What USDA hardiness zone does streptocarpus 'purple haze' grow in?
Streptocarpus 'Purple Haze' is rated for USDA zone 10-11 (indoor in most US and UK homes) and RHS hardiness H1b. Outside that range, grow it as a container plant that overwinters indoors before the first hard frost.
Streptocarpus 'Purple Haze' deep-dive guides
Every aspect of streptocarpus 'purple haze' care, each with its own calibrated guide:
- Streptocarpus 'Purple Haze' watering schedule
- Streptocarpus 'Purple Haze' light requirements
- Best soil mix for streptocarpus 'purple haze'
- Streptocarpus 'Purple Haze' fertilizing guide
- When to repot streptocarpus 'purple haze'
- How to propagate streptocarpus 'purple haze'
- Streptocarpus 'Purple Haze' growth rate & size
- Streptocarpus 'Purple Haze' cold hardiness
- Streptocarpus 'Purple Haze' temperature & humidity
- Is streptocarpus 'purple haze' toxic to cats & dogs?
- Is streptocarpus 'purple haze' toxic to cats?
- Is streptocarpus 'purple haze' toxic to dogs?
- Getting streptocarpus 'purple haze' to bloom
Featured in these plant shortlists
Streptocarpus 'Purple Haze' qualifies for 9 curated Growli shortlists — each one filtered objectively from our structured plant-care library, so the selection is consistent and checkable:
- Best pet-safe houseplants — Houseplants the ASPCA lists as non-toxic to cats and dogs — every one verified against the ASPCA toxic and non-toxic plant list.
- Best plants for a north-facing window — Houseplants for a north-facing window: bright, even, indirect light and no scorching direct sun. Each pick verified against its documented light needs.
- Best flowering houseplants — Indoor plants grown for their blooms — selected from the flowering species in Growli’s plant-care library.
- Best pet-safe flowering plants — Flowering houseplants the ASPCA lists as non-toxic to cats and dogs — colour and blooms in a pet home, without the worry.
- Best pet-safe plants for bright light — Non-toxic to cats and dogs and happy in a bright, sunny spot — safe plants for your best-lit windowsill.

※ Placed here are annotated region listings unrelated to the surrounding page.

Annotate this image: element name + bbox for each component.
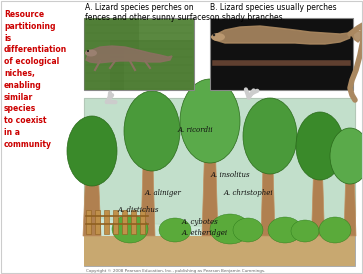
Bar [86,210,91,234]
Ellipse shape [87,50,89,52]
Ellipse shape [243,98,297,174]
Ellipse shape [124,91,180,171]
Ellipse shape [319,217,351,243]
FancyArrowPatch shape [246,89,257,98]
Bar [84,98,355,266]
Ellipse shape [159,218,191,242]
Bar [84,50,124,90]
Bar [131,210,136,234]
Ellipse shape [233,218,263,242]
Polygon shape [202,136,218,236]
Bar [84,236,355,266]
Ellipse shape [180,79,240,163]
Bar [140,210,145,234]
Text: A. aliniger: A. aliniger [144,189,182,197]
Text: A. cybotes: A. cybotes [182,218,219,226]
Bar [104,210,109,234]
Text: A. christophei: A. christophei [223,189,273,197]
Bar [110,40,194,90]
Ellipse shape [268,217,302,243]
Bar [84,18,194,90]
Polygon shape [311,156,325,236]
Bar [95,210,100,234]
Ellipse shape [291,220,319,242]
Ellipse shape [67,116,117,186]
Ellipse shape [112,215,148,243]
Bar [84,18,139,54]
Polygon shape [215,26,350,44]
Text: A. ricordii: A. ricordii [177,126,213,134]
Text: A. distichus: A. distichus [117,206,159,214]
Polygon shape [141,146,155,236]
Polygon shape [344,166,356,236]
FancyArrowPatch shape [107,93,115,102]
Text: A. insolitus: A. insolitus [210,171,250,179]
Ellipse shape [211,33,225,41]
Text: Resource
partitioning
is
differentiation
of ecological
niches,
enabling
similar
: Resource partitioning is differentiation… [4,10,67,149]
Ellipse shape [213,34,215,36]
Bar [113,210,118,234]
Polygon shape [350,30,362,42]
Bar [210,18,353,90]
Text: A. Lizard species perches on
fences and other sunny surfaces.: A. Lizard species perches on fences and … [85,3,212,22]
Polygon shape [86,46,172,63]
Text: B. Lizard species usually perches
on shady branches.: B. Lizard species usually perches on sha… [210,3,337,22]
Ellipse shape [296,112,344,180]
Text: Copyright © 2008 Pearson Education, Inc., publishing as Pearson Benjamin Cumming: Copyright © 2008 Pearson Education, Inc.… [86,269,265,273]
Bar [122,210,127,234]
Polygon shape [83,166,101,236]
Polygon shape [261,148,275,236]
Ellipse shape [210,214,250,244]
Text: A. etheridgei: A. etheridgei [182,229,228,237]
Ellipse shape [85,50,97,56]
Ellipse shape [330,128,363,184]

- Best small & tabletop houseplants — Compact houseplants that stay under about 40 cm — desk, shelf and windowsill plants that never outgrow a small space.
- Best cat-safe plants — Houseplants the ASPCA lists as non-toxic to cats (and dogs) — safe greenery for a home with a curious cat.

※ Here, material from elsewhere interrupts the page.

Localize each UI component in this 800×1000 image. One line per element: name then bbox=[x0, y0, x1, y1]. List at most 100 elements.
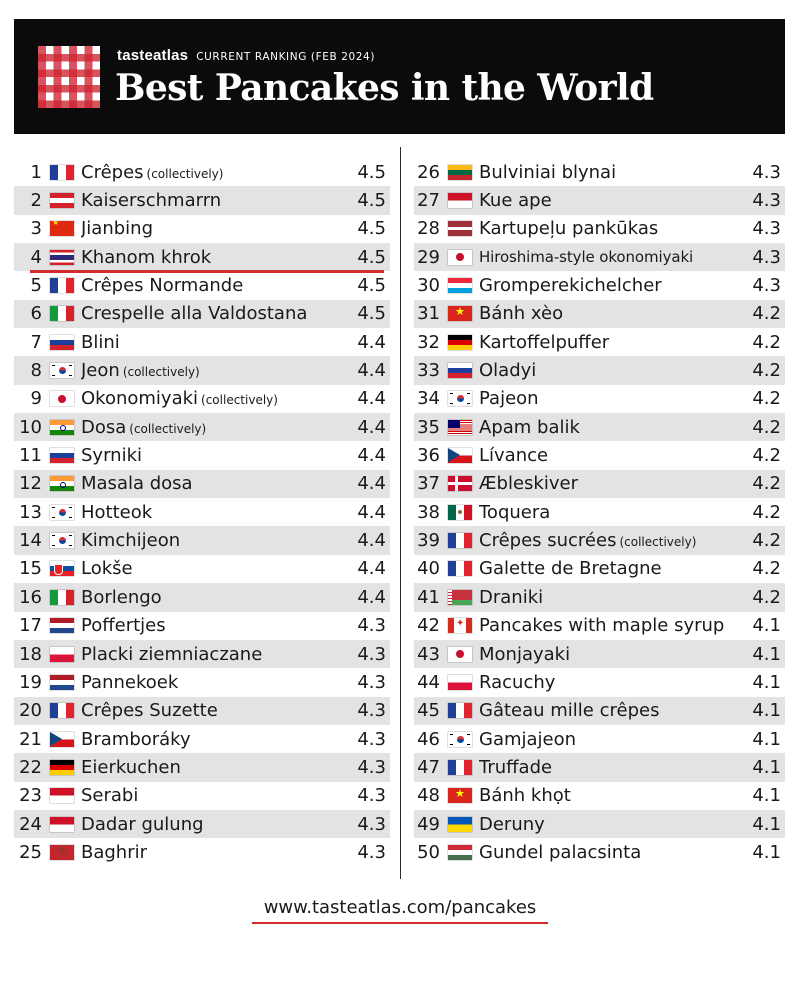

- Best dog-safe plants — Houseplants the ASPCA lists as non-toxic to dogs (and cats) — safe greenery for a home with a curious dog.
- Best small pet-safe plants — Compact, tabletop houseplants that are also ASPCA non-toxic to cats and dogs — safe greenery for a desk or shelf.
- Browse all 29 plant shortlists — pet-safe, low-light, drought-tolerant and more
Related guides
Streptocarpus 'Purple Haze' is also commonly called Cape primrose or purple haze streptocarpus.